I have seen some weird articles about this film, saying that Efron is too good looking to play Bundy and that having Bundy as such a handsome and charming person is dangerous. That’s a weird take, it’s essentially saying this film is dangerous because it teaches you to judge people based on actions rather than appearance. Who’d have thought that “Pretty people can sometimes be assholes” would be a controversial opinion? Conversely, wouldn’t this mean that only ugly people can be bad? Trust me, I’m ugly as hell, and my body count doesn’t even reach double figures (unless you include the diamond spatula incident, and I still blame Marilyn Monroe for that as she forgot to lock the monkey cage). People associate beauty with good, so when you see a good-looking person commit acts of evil it’s hard to comprehend. Not that you’d really know, as like I said, most of this film is just Ted Bundy as a wacky guy escaping prisons and hanging out with women (did we really need a Ted Bundy sex scene?).

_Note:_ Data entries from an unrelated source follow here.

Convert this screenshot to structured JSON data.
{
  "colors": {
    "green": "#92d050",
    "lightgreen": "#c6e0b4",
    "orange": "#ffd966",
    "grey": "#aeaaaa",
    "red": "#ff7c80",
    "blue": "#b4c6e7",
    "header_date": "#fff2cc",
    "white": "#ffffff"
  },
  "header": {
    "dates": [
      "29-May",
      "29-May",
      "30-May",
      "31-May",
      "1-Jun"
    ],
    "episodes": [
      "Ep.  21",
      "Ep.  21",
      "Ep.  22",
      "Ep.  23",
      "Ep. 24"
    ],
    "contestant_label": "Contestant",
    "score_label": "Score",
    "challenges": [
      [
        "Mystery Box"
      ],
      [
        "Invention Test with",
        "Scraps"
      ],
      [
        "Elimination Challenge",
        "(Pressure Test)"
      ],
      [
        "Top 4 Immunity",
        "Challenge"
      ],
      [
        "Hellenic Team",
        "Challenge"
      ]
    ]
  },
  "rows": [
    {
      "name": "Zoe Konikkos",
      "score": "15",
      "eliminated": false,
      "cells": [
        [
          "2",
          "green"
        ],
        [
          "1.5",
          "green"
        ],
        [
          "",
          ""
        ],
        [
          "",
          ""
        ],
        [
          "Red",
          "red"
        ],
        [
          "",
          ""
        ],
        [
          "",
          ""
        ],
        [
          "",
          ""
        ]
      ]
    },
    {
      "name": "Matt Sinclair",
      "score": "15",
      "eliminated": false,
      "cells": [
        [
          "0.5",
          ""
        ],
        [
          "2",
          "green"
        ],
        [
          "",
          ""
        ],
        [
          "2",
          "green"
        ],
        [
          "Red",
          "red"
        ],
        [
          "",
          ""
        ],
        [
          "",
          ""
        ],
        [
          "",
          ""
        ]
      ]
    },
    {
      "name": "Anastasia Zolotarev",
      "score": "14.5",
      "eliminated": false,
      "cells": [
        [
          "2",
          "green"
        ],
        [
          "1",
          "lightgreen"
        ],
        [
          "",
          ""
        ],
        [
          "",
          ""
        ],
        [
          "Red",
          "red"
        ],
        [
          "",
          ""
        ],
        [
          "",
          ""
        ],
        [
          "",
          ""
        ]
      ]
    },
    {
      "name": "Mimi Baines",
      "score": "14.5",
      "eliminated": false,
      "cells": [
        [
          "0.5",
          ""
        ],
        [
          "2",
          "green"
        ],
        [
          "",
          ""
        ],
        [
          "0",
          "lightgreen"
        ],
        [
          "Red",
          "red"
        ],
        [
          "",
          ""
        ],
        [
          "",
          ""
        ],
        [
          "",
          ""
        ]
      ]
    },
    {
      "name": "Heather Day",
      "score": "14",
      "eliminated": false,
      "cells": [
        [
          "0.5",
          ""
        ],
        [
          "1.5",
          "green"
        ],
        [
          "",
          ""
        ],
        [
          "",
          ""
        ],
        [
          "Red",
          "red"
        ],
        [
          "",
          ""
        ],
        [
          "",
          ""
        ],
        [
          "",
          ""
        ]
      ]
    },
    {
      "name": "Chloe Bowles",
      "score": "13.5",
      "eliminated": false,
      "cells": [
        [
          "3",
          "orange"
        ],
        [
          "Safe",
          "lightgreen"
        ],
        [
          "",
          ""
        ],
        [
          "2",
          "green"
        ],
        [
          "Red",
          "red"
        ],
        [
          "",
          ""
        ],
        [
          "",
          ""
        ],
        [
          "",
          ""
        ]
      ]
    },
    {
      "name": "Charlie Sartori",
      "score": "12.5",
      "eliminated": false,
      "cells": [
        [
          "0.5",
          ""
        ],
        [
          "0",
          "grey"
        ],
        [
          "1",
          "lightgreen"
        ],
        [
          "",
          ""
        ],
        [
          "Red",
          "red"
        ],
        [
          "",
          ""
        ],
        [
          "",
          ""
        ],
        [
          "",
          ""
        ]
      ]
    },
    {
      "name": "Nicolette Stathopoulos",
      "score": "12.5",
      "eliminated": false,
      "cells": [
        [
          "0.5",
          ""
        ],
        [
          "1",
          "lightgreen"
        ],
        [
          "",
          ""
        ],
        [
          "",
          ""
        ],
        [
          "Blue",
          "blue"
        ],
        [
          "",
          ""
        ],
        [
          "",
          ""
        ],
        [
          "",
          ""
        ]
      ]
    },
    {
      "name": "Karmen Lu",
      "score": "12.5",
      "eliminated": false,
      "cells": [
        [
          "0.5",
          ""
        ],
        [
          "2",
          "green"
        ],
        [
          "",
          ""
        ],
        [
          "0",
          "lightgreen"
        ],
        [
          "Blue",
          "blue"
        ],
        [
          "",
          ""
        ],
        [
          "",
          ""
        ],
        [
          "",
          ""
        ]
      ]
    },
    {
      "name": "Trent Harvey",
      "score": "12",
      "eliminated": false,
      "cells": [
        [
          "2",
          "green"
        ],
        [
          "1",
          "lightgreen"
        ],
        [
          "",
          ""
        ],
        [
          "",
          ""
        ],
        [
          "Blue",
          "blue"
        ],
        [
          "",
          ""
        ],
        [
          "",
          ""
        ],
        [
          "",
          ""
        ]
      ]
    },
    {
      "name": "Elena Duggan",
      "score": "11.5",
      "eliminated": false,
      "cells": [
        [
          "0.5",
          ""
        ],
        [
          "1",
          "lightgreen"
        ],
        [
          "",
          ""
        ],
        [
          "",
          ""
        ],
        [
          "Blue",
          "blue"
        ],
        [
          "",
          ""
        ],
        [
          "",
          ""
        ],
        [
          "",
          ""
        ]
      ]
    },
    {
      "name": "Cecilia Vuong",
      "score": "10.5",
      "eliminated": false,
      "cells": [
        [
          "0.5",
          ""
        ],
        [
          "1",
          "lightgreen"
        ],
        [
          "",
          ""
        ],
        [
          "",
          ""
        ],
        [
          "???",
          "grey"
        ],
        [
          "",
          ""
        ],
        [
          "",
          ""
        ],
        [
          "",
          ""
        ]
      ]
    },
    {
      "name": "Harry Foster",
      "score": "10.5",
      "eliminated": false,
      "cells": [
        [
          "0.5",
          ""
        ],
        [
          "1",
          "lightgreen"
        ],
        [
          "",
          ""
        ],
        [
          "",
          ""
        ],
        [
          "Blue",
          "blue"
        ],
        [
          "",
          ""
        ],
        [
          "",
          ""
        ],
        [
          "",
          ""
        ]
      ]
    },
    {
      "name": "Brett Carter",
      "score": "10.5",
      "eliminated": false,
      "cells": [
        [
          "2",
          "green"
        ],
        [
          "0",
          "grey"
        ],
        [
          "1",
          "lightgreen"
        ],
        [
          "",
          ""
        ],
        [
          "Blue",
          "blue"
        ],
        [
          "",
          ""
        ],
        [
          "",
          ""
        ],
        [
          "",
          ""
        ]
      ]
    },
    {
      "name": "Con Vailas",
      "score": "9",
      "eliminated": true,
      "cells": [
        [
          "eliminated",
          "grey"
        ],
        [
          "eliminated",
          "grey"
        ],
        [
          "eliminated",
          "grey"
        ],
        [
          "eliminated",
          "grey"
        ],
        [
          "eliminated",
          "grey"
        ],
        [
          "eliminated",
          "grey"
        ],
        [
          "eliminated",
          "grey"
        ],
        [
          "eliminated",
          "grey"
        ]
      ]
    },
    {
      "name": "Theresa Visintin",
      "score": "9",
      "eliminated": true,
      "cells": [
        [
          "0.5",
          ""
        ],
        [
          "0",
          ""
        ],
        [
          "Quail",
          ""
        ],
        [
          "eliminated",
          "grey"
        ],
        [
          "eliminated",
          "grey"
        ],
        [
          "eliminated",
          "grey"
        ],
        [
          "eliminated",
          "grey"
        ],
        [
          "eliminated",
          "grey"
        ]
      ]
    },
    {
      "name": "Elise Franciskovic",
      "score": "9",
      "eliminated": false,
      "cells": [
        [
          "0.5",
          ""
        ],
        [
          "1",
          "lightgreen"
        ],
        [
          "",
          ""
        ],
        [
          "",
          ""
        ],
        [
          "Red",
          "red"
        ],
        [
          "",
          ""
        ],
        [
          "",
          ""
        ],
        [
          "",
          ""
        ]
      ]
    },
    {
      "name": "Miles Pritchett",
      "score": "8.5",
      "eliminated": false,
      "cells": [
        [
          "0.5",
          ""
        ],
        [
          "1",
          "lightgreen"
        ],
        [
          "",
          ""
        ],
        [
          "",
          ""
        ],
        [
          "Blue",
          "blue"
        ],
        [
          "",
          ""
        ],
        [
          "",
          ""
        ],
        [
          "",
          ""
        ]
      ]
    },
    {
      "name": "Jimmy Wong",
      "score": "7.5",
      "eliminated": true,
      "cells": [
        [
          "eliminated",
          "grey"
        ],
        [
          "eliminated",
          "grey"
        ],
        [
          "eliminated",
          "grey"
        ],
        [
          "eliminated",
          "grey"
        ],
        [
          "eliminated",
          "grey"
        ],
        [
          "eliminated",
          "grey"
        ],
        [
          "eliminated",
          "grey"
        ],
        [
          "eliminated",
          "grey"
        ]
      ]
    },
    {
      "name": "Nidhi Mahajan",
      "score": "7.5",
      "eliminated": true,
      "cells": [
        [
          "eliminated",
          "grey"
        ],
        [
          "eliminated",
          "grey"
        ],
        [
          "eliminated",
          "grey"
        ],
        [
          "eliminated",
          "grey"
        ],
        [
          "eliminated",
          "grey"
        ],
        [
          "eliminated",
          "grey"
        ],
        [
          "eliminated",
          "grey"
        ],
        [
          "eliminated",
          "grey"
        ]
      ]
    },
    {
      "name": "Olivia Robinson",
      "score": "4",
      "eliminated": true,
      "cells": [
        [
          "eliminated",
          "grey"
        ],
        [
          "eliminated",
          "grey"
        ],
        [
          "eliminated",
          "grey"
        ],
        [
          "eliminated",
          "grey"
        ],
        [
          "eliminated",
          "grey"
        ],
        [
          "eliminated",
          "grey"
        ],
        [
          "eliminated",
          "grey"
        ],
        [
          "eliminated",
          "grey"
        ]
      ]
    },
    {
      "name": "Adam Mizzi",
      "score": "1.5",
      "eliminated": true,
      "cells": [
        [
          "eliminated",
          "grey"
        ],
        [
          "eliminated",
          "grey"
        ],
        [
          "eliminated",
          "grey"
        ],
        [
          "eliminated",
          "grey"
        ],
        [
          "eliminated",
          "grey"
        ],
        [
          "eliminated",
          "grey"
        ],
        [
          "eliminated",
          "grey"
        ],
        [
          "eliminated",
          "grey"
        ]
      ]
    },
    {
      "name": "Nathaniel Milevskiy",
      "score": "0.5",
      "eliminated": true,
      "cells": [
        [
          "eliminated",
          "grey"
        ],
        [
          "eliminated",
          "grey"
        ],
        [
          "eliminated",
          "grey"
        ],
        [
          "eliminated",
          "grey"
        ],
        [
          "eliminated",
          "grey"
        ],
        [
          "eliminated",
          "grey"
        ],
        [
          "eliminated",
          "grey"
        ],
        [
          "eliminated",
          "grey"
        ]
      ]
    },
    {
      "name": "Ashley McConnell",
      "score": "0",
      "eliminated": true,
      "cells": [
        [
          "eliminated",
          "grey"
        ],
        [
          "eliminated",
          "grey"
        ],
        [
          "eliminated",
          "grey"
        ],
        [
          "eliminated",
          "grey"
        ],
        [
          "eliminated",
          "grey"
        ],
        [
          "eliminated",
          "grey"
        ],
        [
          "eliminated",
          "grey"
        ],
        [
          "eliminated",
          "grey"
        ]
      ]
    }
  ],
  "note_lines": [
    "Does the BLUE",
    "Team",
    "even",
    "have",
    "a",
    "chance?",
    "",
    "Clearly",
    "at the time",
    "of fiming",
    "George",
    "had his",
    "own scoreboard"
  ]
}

I know this has been quite rambling, but it’s hard to talk about this film with any passion. It doesn’t inspire annoyance, or love, or anything. I watched it, but never really felt truly engaged with it, and that’s the films biggest problem. It just exists, doesn’t tell you anything new or interesting, it just happens. Not sure if it’s the script or the direction but it never really grabs your attention. For a film about murders, it’s incredibly lifeless.